Crónica de André Rosa: sobre o chico-espertismo

(Fotografia: DR)
O significado é empírico, mas o Dicionário Priberam da Língua Portuguesa esclarece-o: “Que ou quem se acha muito esperto ou mais esperto do que os outros; Que ou quem age de modo oportunista e, por vezes, desonesto, desrespeitando regras em proveito próprio”.

Este verão passei uma semana de férias num hotel “tudo-incluído” no Algarve e na primeira manhã, ao sair à varanda para verificar o estado do tempo, deparei-me com uma situação inesperada. Todas as espreguiçadeiras em redor da piscina (e, pasme-se, até nos relvados mais afastados) se encontravam cobertas por toalhas de banho, cada uma de sua nação, e vários hóspedes caminhavam entre as pequenas camas, depositando as suas toalhas silenciosamente, naquilo que parecia ser uma operação relâmpago premeditada.

Fiquei honestamente surpreendido com este comportamento de quem é capaz de se levantar bastante cedo para reservar as suas espreguiçadeiras favoritas antes mesmo de ir tomar o pequeno-almoço. De férias de verão num hotel, nunca me lembraria de acordar às seis ou sete da manhã para ir marcar território à beira da piscina, quando aparentemente existem espreguiçadeiras em número suficiente para satisfazer a procura, que se compreende ser elevada na época alta.

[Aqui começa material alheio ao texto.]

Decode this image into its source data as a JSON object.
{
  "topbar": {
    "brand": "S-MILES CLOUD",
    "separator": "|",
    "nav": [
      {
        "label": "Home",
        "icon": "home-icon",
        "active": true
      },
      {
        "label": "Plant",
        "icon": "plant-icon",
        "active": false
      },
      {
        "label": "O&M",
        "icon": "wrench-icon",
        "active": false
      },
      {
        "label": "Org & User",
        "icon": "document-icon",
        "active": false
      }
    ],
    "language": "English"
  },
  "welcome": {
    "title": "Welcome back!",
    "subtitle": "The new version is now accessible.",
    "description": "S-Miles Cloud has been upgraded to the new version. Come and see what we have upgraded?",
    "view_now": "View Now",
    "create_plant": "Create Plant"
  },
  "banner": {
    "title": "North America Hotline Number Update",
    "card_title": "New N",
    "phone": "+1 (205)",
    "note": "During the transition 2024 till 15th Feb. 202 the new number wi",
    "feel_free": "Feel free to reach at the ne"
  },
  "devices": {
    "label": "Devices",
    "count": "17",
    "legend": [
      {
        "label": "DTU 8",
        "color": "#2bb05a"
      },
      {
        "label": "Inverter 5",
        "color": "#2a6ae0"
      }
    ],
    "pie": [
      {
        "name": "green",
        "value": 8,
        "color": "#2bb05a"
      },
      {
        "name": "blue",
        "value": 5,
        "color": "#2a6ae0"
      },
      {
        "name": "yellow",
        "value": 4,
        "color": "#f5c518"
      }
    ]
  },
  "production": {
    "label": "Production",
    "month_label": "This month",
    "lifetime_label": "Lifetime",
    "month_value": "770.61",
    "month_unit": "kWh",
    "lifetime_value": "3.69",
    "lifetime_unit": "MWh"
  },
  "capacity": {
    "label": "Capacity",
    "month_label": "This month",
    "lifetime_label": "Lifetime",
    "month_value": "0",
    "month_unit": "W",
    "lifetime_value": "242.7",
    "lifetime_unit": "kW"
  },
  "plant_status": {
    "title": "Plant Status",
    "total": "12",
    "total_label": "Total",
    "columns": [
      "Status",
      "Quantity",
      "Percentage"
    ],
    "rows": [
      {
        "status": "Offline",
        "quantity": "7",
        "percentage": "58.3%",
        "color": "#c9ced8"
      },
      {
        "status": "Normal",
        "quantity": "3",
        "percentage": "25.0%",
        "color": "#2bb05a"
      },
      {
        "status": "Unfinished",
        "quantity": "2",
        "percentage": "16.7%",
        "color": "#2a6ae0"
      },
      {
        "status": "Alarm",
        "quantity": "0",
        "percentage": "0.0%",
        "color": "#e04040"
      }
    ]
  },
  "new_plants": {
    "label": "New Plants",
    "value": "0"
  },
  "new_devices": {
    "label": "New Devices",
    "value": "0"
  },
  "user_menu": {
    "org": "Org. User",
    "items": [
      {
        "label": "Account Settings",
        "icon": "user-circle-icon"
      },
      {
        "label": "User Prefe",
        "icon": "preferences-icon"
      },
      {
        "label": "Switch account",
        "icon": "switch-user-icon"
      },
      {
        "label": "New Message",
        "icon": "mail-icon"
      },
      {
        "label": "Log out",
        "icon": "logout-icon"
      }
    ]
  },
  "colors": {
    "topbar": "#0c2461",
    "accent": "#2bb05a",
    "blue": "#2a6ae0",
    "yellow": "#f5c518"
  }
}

Este comportamento tem um nome simples: chico-espertice. O significado é empírico, mas o Dicionário Priberam da Língua Portuguesa esclarece-o: “Que ou quem se acha muito esperto ou mais esperto do que os outros; Que ou quem age de modo oportunista e, por vezes, desonesto, desrespeitando regras em proveito próprio”. Todos os dias nos confrontamos com comportamentos deste género, e, perante a inutilidade de nos rebelarmos contra eles, resta-nos o repúdio moral.

Outro comportamento paradigmático de chico-espertismo acontece na estrada: há sempre algum condutor que atravessa a rotunda por fora mas sai na segunda saída; ou que decide parar o carro em segunda fila, ativando os quatro piscas como salvo-conduto universal. Nos centros comerciais, os chicos-espertos dão ainda mais nas vistas quando resolvem enviar um batedor em busca de uma mesa livre, ocupando-a enquanto os outros membros do agregado ficam na fila do restaurante. Entretanto, há quem procure mesa de tabuleiro na mão.

O chico-espertismo assume várias nuances na convivência no espaço público, umas mais dissimuladas que outras, mas sempre nefastas para o equilíbrio de uma sociedade que se quer civilizada e pautada pela urbanidade. É também uma expressão de egoísmo e egocentrismo, a partir do momento em que tolda o discernimento de quem o pratica e resolve agir em proveito próprio, por vezes sem olhar a meios para atingir os fins, por mais inócuos que possam ser. Todavia, não é um mal que nos assole involuntariamente. Basta substituí-lo pela sensatez e razoabilidade.